En el podcast de María Jimena Duzán con César Caballero, hace algunas semanas, sobre candidatos presidenciales, este último clasificó a los expresidentes de Colombia en dos grupos: los que llegaban para hacer cambios y los que llegaban para disfrutar del honor de ser presidentes. Entre los primeros, agrupó a Barco, Gaviria, Uribe y Santos; entre los segundos, a Samper, Pastrana, Duque y Petro.
Creo que lo mismo ocurre en muchas carreras, donde aparecen personas que pasan etapas y asumen cargos con la clara intención de escalar profesionalmente y cumplir sus aspiraciones personales antes que con sus organizaciones. Estas personas se categorizan como promotores de sí mismos, y se les nota a leguas su amor por el poder, más que su deseo de hacer algo significativo con él, ya sea en lo público o en lo privado. Tienen más claro su devenir personal que lo que harán con el poder desde el día en que asumen su cargo. En ese contexto, las instituciones públicas o privadas sufren, porque el ego prevalece sobre la labor, sacrificando este último por sus deseos personales.
Por otro lado, están los promotores y fortalecedores de instituciones, quienes, además, en la política robustecen la democracia y la prensa, así como los pesos y contrapesos que estos representan. Lo hacen a pesar del desgaste que estas acciones tienen sobre su capital político. En este grupo podrían haber estado líderes como López Pumarejo, Echandía, los Lleras, Rodrigo Lloreda y Rodrigo Llorente. "¿El poder para qué?", se preguntaba el segundo de ellos la noche del nefasto 9 de abril de 1948. Creo que esto es también un extremo, pues con el poder político o económico se pueden lograr cambios estructurales de largo alcance en la sociedad. Sin embargo, es imprescindible tener una vocación de poder, pero un poder que sea para hacer, más que para ser.
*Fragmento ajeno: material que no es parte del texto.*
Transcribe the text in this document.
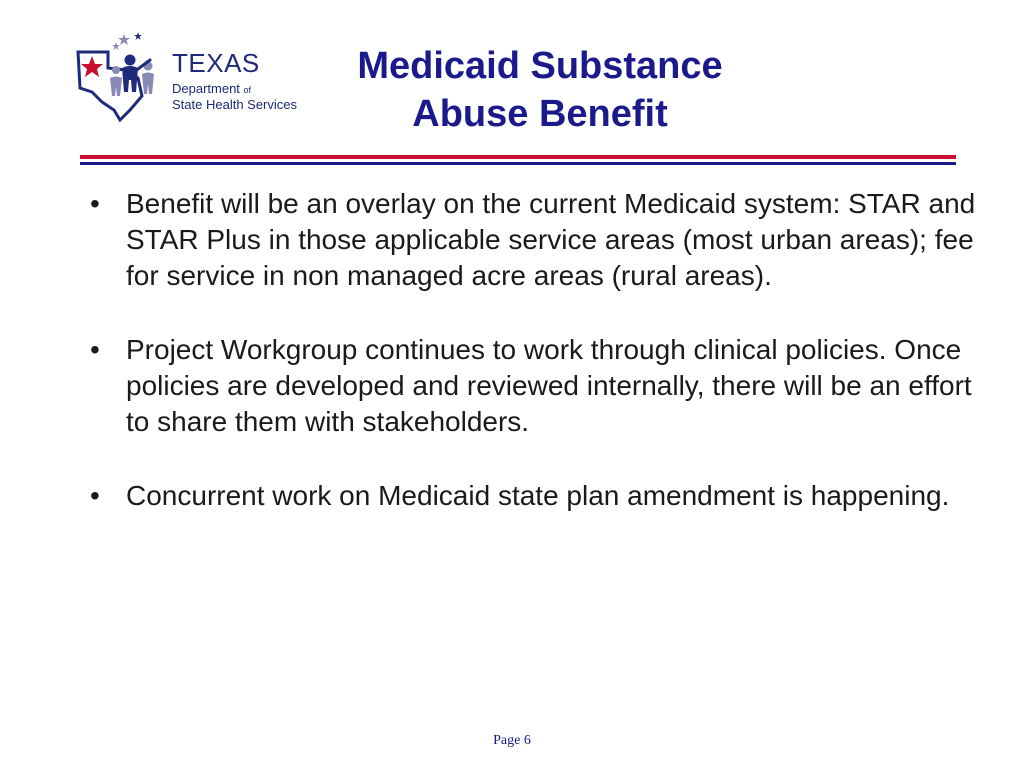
TEXAS
Department of
State Health Services
Medicaid Substance
Abuse Benefit
• Benefit will be an overlay on the current Medicaid system: STAR and STAR Plus in those applicable service areas (most urban areas); fee for service in non managed acre areas (rural areas).
• Project Workgroup continues to work through clinical policies. Once policies are developed and reviewed internally, there will be an effort to share them with stakeholders.
• Concurrent work on Medicaid state plan amendment is happening.
Page 6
Es impresionante lo que se puede lograr con una institución en crecimiento —ya fuera pública, privada o una ONG— cuando un líder conforma un dream team y esta comienza a avanzar a grandes pasos.
Por su parte, la prensa debe aprender a distinguir entre estos dos perfiles; además, debería ayudar a los segundos a mitigar el golpe inevitable sobre su popularidad por escoger entre la institucionalidad y el populismo, entre el largo plazo a costa del corto plazo, o entre una política impopular pero inmediata que permita fortalecer una institucionalidad sólida.
Es claro que el corte binario entre estos dos tipos de personalidades —de servicio o de escalamiento— puede parecer extremo; ciertamente, siempre hay una intersección entre ambos perfiles. Los promotores de sí mismos no son únicamente ególatras empedernidos; el ego, aunque pueda parecer detestable, es un factor absolutamente necesario para impulsar la adrenalina en la dificilísima carrera pública, especialmente si es electoral. Del mismo modo, los promotores de las instituciones no están exentos de ese ego.
Lo que sí es evidente en los promotores de las instituciones es su gran vocación por estas, por la democracia y por el bienestar de las personas a muy largo plazo.
Con los promotores de sí mismos pasa como en los cónclaves de la Capilla Sixtina: los que entran como Papas, salen como Cardenales.